It’s been a while since I blogged, and though it is a monthly goal of mine, these posts don’t seem to write themselves. It’s not due to lack of potential content, I have plenty of that to go around. I think I haven’t been prioritizing my writing like I wanted to when 2024 started. After all, “write” is one of my four focus words for the year, along with “peace, “joy”, and “new”. What a better time than now, with six months of the year completed and six months left to go to do a little checking in with myself and with my goals.
A few years ago I started using four focus or theme words to help me create and maintain New Years resolutions. I enjoy this practice but this year I’ve found myself somewhat intimated by two of my words – “new” and “write”. I want to be, and usually am, open to new experiences and new ways of doing things and new Netflix shows I can binge watch. But new can also be different and can push us a little past a comfort zone. Yet when I think of the new things that I’ve actually tried this year, I don’t really think I’m doing much. Orange theory was new to me late last year, and I’ve kept up that new habit of exercise. And I love it. I started out only going when my friends went, but now the trainers know my name and I’m more comfortable there than when I went in November. That’s where my “new” seems to stop. Well, I guess last week I went to a speed dating event where I met 14 men, each for 3 minute conversations and only put “yes” on two of them. That was quite a new experience for me. I am learning new things each day at work and meeting new people, so I guess that’s something. Perhaps it’s these daily experiences of newness that I take for granted which I need to be more cognizant of. I am experiencing the “new” all the time. Each day truly can bring something new, and it’s good for me to remember that from time to time.

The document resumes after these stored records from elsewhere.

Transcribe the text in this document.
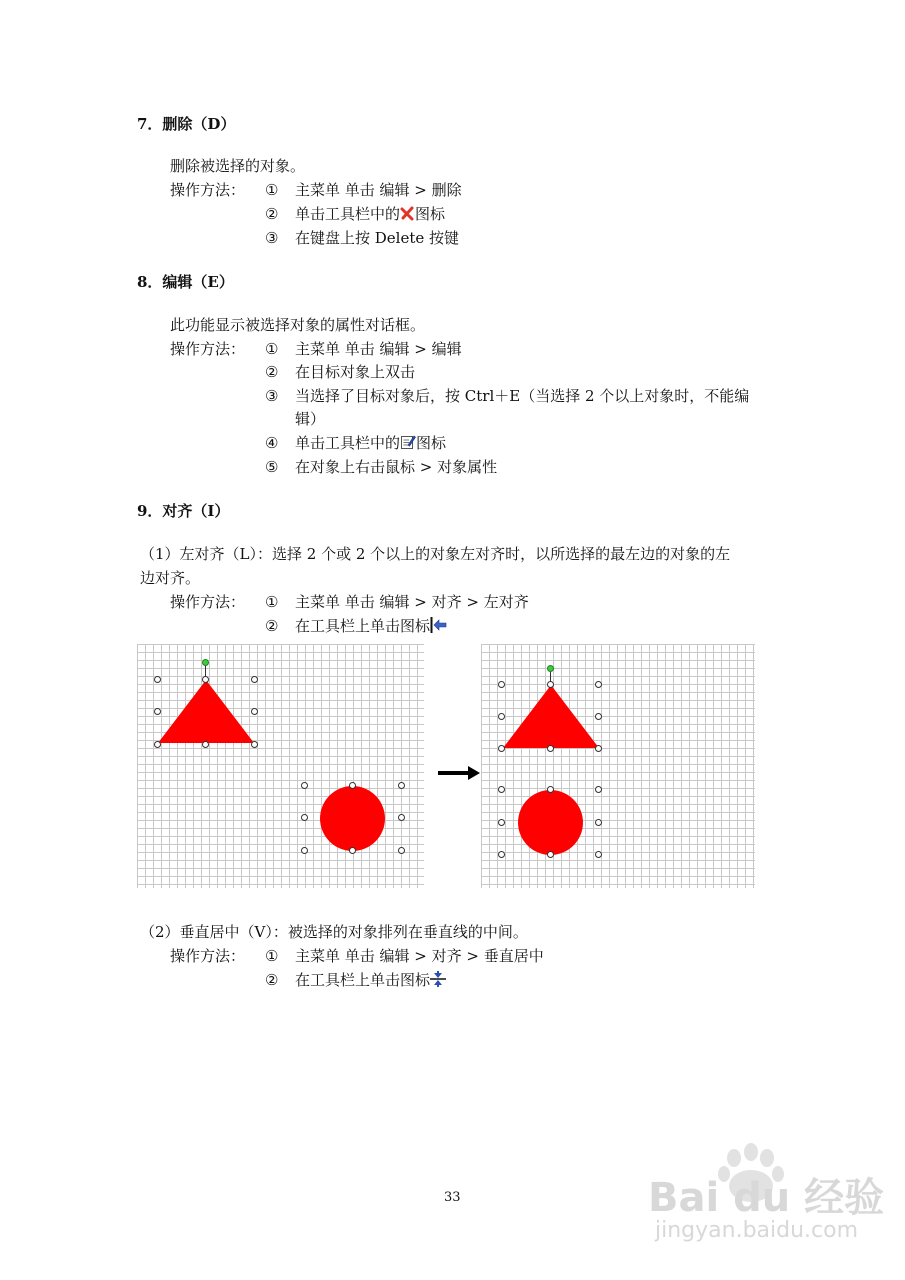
7．删除（D）
删除被选择的对象。
操作方法： ① 主菜单 单击 编辑 > 删除
② 单击工具栏中的 图标
③ 在键盘上按 Delete 按键
8．编辑（E）
此功能显示被选择对象的属性对话框。
操作方法： ① 主菜单 单击 编辑 > 编辑
② 在目标对象上双击
③ 当选择了目标对象后，按 Ctrl＋E（当选择 2 个以上对象时，不能编
辑）
④ 单击工具栏中的 图标
⑤ 在对象上右击鼠标 > 对象属性
9．对齐（I）
（1）左对齐（L）：选择 2 个或 2 个以上的对象左对齐时，以所选择的最左边的对象的左
边对齐。
操作方法： ① 主菜单 单击 编辑 > 对齐 > 左对齐
② 在工具栏上单击图标
（2）垂直居中（V）：被选择的对象排列在垂直线的中间。
操作方法： ① 主菜单 单击 编辑 > 对齐 > 垂直居中
② 在工具栏上单击图标
33	Bai du 经验
jingyan.baidu.com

Writing is a dream of mine yet it scares the crap out of me. I’ve always loved writing, ever since I can remember. When I was in fourth grade I wrote my own “books”, creating pages and pages of handwritten and largely misspelled stories. I started my own newspaper and distributed the exclusive copies only to my parents. I loved the creativity I had as a child when I wrote, and now as an adult, I crave that same creative outlet. Yet my fear of failure or rejection and embarrassment sit heavy on the keyboard. However, there are signs all around me that are pushing me to write. To share my stories. To help others know they aren’t alone, whether they are going through infertility or loving a partner through addition or surviving a divorce or taking their first swipe on Bumble. I know we all are carrying trauma and experiences with us on a daily basis, putting on our mask at times where we want to be protected from the pain and uncertainty. But no one has it figured out. Not me, not you, not New York Times bestselling authors, of which I hope to be one day. What I’m trying to still figure out is how to write my truth. What to say to share my experiences, not to hurt those who hurt me, but to help those who are hurting. To help them, and myself, continue to heal. So I guess it starts with today’s check in. This is the time to refocus on my 2024 words, to review them daily, and to face these self-inflicted fears of failure.
When was the last time you checked in with yourself? When was the last time you stopped going through the motions of life to really see your new experiences and welcome them on a daily basis? When was the last time you did something that scared you? For me, it was today. It was now. And now I will continue to write, continue to be open to the new, to peace and to joy. And to the next six months of 2024. We got this.